One volatile era, Wolff said, saw the North Country covered by tundra, with the glaciers of the Ice Age just to the north.

“How did they respond to the changing environment?” he wondered. “What was it like living on the Sea of Champlain with a marine environment? It’s an interesting puzzle, and I’d like to get people involved in what has happened across the centuries.”

Wolff first came to Plattsburgh State in the summer of 2011 following a stint as staff archaeologist at the Smithsonian Institute in Washington, D.C. Although he, himself, is still learning about the rich heritage this region has to offer anyone interested in past civilizations, he has jumped into his research head first, renewing an archaeology dig that began on the Allen Homestead in Peru two decades ago.

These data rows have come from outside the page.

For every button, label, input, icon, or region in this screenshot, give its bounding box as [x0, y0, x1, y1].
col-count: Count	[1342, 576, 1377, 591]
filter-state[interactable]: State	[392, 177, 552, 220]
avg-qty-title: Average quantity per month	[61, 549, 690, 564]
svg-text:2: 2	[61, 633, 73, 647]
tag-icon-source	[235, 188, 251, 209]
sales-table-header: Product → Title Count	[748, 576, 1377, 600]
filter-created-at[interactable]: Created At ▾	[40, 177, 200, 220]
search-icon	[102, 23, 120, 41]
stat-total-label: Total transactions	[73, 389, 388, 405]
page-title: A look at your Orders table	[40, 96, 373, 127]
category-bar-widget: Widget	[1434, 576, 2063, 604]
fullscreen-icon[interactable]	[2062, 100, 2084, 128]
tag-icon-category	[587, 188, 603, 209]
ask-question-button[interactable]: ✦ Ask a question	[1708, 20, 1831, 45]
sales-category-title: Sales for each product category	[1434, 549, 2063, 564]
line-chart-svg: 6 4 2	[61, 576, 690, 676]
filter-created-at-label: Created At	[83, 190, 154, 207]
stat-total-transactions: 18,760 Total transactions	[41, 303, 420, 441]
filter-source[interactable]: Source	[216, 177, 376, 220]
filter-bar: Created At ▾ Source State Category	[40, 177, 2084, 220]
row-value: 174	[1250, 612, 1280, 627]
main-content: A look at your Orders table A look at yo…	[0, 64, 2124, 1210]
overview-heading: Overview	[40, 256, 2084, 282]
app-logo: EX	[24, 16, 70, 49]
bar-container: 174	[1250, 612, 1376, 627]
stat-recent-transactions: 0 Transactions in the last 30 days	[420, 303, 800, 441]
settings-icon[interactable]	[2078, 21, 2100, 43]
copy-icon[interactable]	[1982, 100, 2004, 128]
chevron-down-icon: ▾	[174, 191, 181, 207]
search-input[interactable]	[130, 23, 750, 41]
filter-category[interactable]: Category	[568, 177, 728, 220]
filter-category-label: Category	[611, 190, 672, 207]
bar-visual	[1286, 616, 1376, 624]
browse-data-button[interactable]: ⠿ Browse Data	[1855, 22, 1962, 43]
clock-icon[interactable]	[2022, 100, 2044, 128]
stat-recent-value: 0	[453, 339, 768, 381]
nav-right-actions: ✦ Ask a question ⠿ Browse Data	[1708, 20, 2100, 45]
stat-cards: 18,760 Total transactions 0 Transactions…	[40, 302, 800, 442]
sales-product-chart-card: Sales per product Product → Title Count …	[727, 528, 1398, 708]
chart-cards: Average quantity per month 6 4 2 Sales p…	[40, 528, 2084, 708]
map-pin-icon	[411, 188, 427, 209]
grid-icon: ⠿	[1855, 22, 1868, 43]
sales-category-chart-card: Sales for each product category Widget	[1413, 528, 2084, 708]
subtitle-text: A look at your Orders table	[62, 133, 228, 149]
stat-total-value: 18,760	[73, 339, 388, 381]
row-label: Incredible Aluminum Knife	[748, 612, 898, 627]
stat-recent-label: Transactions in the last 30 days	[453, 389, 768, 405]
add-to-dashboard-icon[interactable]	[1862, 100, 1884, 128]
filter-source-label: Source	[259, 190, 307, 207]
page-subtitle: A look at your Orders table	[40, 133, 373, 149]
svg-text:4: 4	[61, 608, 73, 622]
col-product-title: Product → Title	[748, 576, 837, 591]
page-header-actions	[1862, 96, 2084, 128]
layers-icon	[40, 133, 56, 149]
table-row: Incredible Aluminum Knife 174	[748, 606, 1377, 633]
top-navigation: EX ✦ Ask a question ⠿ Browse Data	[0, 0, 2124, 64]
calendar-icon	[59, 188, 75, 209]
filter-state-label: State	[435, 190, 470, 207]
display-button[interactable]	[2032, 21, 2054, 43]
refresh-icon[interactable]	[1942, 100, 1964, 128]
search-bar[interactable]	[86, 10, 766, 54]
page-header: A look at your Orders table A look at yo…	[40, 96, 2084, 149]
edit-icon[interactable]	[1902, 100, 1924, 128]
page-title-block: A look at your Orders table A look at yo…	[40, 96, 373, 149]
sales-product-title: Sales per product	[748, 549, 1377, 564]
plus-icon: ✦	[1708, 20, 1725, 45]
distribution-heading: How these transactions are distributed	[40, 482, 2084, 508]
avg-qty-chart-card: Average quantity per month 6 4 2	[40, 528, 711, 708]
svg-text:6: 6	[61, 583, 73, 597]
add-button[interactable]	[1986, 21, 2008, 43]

“The property owners have given us materials collected from those earlier digs to put in our lab,” he said. “Now, students and I are cataloging those items to determine what different cultures may have lived there.

“The next step will be to see if there’s anything else at the site,” he added. “We’ll go out and open some more units, dig into the past.”

The area of interest sits along a dry riverbed that at one time flowed to Lake Champlain, allowing residents of the time to paddle upstream to their settlement and back to the lake, which was one source of food, though artifacts confirm that a staple of their diet was white-tailed deer.

Wolff sees potential for similar research across the region, including opportunities to provide hands-on activities for students in the college’s archaeology program.

But most importantly, he believes, is the opportunity to reach out to the community and promote the region’s heritage beyond the ever-popular focus on historical events after Champlain’s arrival.

“As a trained archaeologist, I have an obligation to educate the community about the context of past civilizations,” he said, “about what the artifacts we find mean in context to where they were found and what they were used for.”

CREATING WEBSITE

Wolff would like to establish a network to bring together professional archaeologists and community researchers.

“It’s the people who live here who know the most about the community,” he said. “Those people may have treasures in their attics that can be an answer to the questions we have (about past cultures).”

Wolff began developing an interest in archaeology as a youngster living on a farm in the Texas panhandle. He was always intrigued by ancient relics he would find while working on the farm, and that curiosity eventually blossomed into a career that has led him to Newfoundland, the Arctic and now northeastern New York in his quest for understanding the past.

“I know how artifacts can be of interest to people,” he said. “But when they are taken out of context, there is no way of learning more about them.

“I’d like to work with people, document what they have,” he added. “I don’t want to take anything away from people; I’d like to learn (from the artifacts) and help the owners learn, as well.”

Wolff will be setting up a website for people to access and respond electronically to a survey about any possible artifacts they may have come across. He also envisions developing a working network where people will get together, share their ideas and continue to put together the pieces of the puzzle depicting the past.